Jack Ma's story is a foundational myth of the modern Chinese internet. Born in Hangzhou, he failed his university entrance exams twice and was rejected from dozens of jobs, including one at KFC, before finding work as an English teacher. A 1995 trip to the United States introduced him to the internet, and he returned to China with a wild idea. In 1999, he gathered 17 friends in his apartment and founded Alibaba, a platform to help small Chinese manufacturers reach global buyers. Defying early skeptics who doubted e-commerce in a cash-based society, Ma's relentless optimism and showmanship propelled Alibaba into a colossal ecosystem encompassing retail, payments, and cloud computing. He stepped down as executive chairman in 2019 to focus on philanthropy and education, leaving behind a company that fundamentally altered how China shops and does business.
1946–1964
The largest generation in history at the time. Shaped by postwar prosperity, the Vietnam War, the sexual revolution, and Watergate. They questioned every institution their parents built — then ran them.
Jack was born in 1964, placing them squarely in the Baby Boomers.
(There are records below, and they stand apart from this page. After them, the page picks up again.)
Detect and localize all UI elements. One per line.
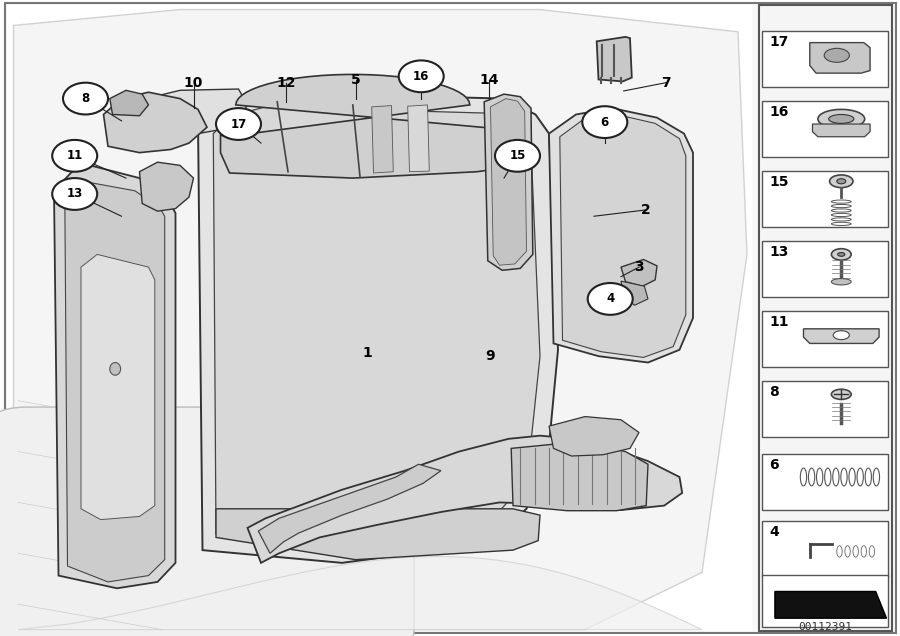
Polygon shape (14, 10, 747, 630)
Text: 6: 6 (770, 458, 779, 472)
FancyBboxPatch shape (762, 31, 888, 87)
Circle shape (52, 178, 97, 210)
Polygon shape (81, 254, 155, 520)
Polygon shape (408, 105, 429, 172)
Polygon shape (18, 556, 702, 630)
Polygon shape (813, 124, 870, 137)
Polygon shape (775, 591, 886, 618)
Text: 10: 10 (184, 76, 203, 90)
Polygon shape (804, 329, 879, 343)
Circle shape (399, 60, 444, 92)
Polygon shape (65, 181, 165, 582)
Polygon shape (248, 436, 682, 563)
Polygon shape (140, 162, 194, 211)
Polygon shape (146, 89, 248, 134)
Polygon shape (220, 74, 522, 178)
Text: 6: 6 (600, 116, 609, 128)
Ellipse shape (824, 48, 850, 62)
FancyBboxPatch shape (762, 454, 888, 510)
Polygon shape (511, 442, 648, 511)
Polygon shape (621, 259, 657, 286)
FancyBboxPatch shape (7, 5, 752, 631)
Ellipse shape (818, 109, 865, 128)
Text: 16: 16 (770, 105, 789, 119)
Polygon shape (549, 108, 693, 363)
Circle shape (582, 106, 627, 138)
Circle shape (216, 108, 261, 140)
Polygon shape (491, 99, 526, 265)
Text: 00112391: 00112391 (798, 622, 852, 632)
Text: 8: 8 (81, 92, 90, 105)
Polygon shape (213, 107, 540, 553)
Polygon shape (198, 92, 558, 563)
Text: 1: 1 (363, 346, 372, 360)
Ellipse shape (832, 249, 851, 260)
FancyBboxPatch shape (0, 407, 414, 636)
Polygon shape (104, 92, 207, 153)
Text: 4: 4 (606, 293, 615, 305)
Text: 15: 15 (770, 175, 789, 189)
Circle shape (495, 140, 540, 172)
Text: 14: 14 (479, 73, 499, 86)
Text: 13: 13 (67, 188, 83, 200)
Ellipse shape (830, 175, 853, 188)
Ellipse shape (832, 279, 851, 285)
Polygon shape (258, 464, 441, 553)
Polygon shape (54, 165, 176, 588)
Ellipse shape (837, 179, 846, 184)
FancyBboxPatch shape (759, 5, 892, 631)
Text: 16: 16 (413, 70, 429, 83)
Polygon shape (810, 43, 870, 73)
Text: 7: 7 (662, 76, 670, 90)
Text: 12: 12 (276, 76, 296, 90)
Text: 11: 11 (67, 149, 83, 162)
Circle shape (588, 283, 633, 315)
Polygon shape (216, 509, 540, 560)
Text: 17: 17 (770, 35, 789, 49)
FancyBboxPatch shape (762, 241, 888, 298)
Text: 11: 11 (770, 315, 789, 329)
Text: 15: 15 (509, 149, 526, 162)
Circle shape (52, 140, 97, 172)
Text: 9: 9 (486, 349, 495, 363)
Ellipse shape (829, 114, 854, 123)
Ellipse shape (832, 389, 851, 399)
FancyBboxPatch shape (762, 520, 888, 577)
Polygon shape (597, 37, 632, 81)
Polygon shape (110, 90, 148, 116)
Text: 3: 3 (634, 260, 644, 274)
Polygon shape (549, 417, 639, 456)
FancyBboxPatch shape (762, 311, 888, 368)
Text: 4: 4 (770, 525, 779, 539)
FancyBboxPatch shape (762, 380, 888, 438)
FancyBboxPatch shape (4, 3, 896, 633)
Ellipse shape (838, 252, 845, 256)
FancyBboxPatch shape (762, 575, 888, 627)
Circle shape (63, 83, 108, 114)
FancyBboxPatch shape (762, 100, 888, 157)
Text: 8: 8 (770, 385, 779, 399)
Ellipse shape (110, 363, 121, 375)
Text: 17: 17 (230, 118, 247, 130)
Text: 2: 2 (642, 203, 651, 217)
Polygon shape (372, 106, 393, 173)
Text: 13: 13 (770, 245, 789, 259)
Ellipse shape (833, 331, 850, 340)
Text: 5: 5 (351, 73, 360, 86)
Polygon shape (621, 281, 648, 305)
FancyBboxPatch shape (762, 170, 888, 227)
Polygon shape (484, 94, 533, 270)
Polygon shape (560, 114, 686, 357)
The events that shaped this generation — postwar prosperity, civil rights, Vietnam, and the counterculture — shaped the world they entered and the choices available to them.
The biggest hits of 1964
#1 Movie
Mary Poppins
Best Picture
My Fair Lady
#1 TV Show
Bonanza
The world at every milestone
Civil Rights Act signed; Beatles arrive in America
Apollo 11: humans walk on the Moon; Woodstock festival
Star Wars premieres; Elvis dies
John Lennon shot and killed in New York
Michael Jackson releases Thriller
Live Aid concerts raise money for Ethiopian famine
Nelson Mandela elected president of South Africa
Indian Ocean tsunami kills over 230,000
Russia annexes Crimea; Ebola outbreak in West Africa
AI reshapes industries; Paris Olympics
He learned English as a teenager by giving free tours to foreign tourists at his hometown's main hotel.
His first internet venture, a website called 'China Pages,' was created in 1995.
He is a lifelong practitioner of Tai Chi and has incorporated its philosophies into his business management style.
“Today is hard, tomorrow will be worse, but the day after tomorrow will be sunshine.”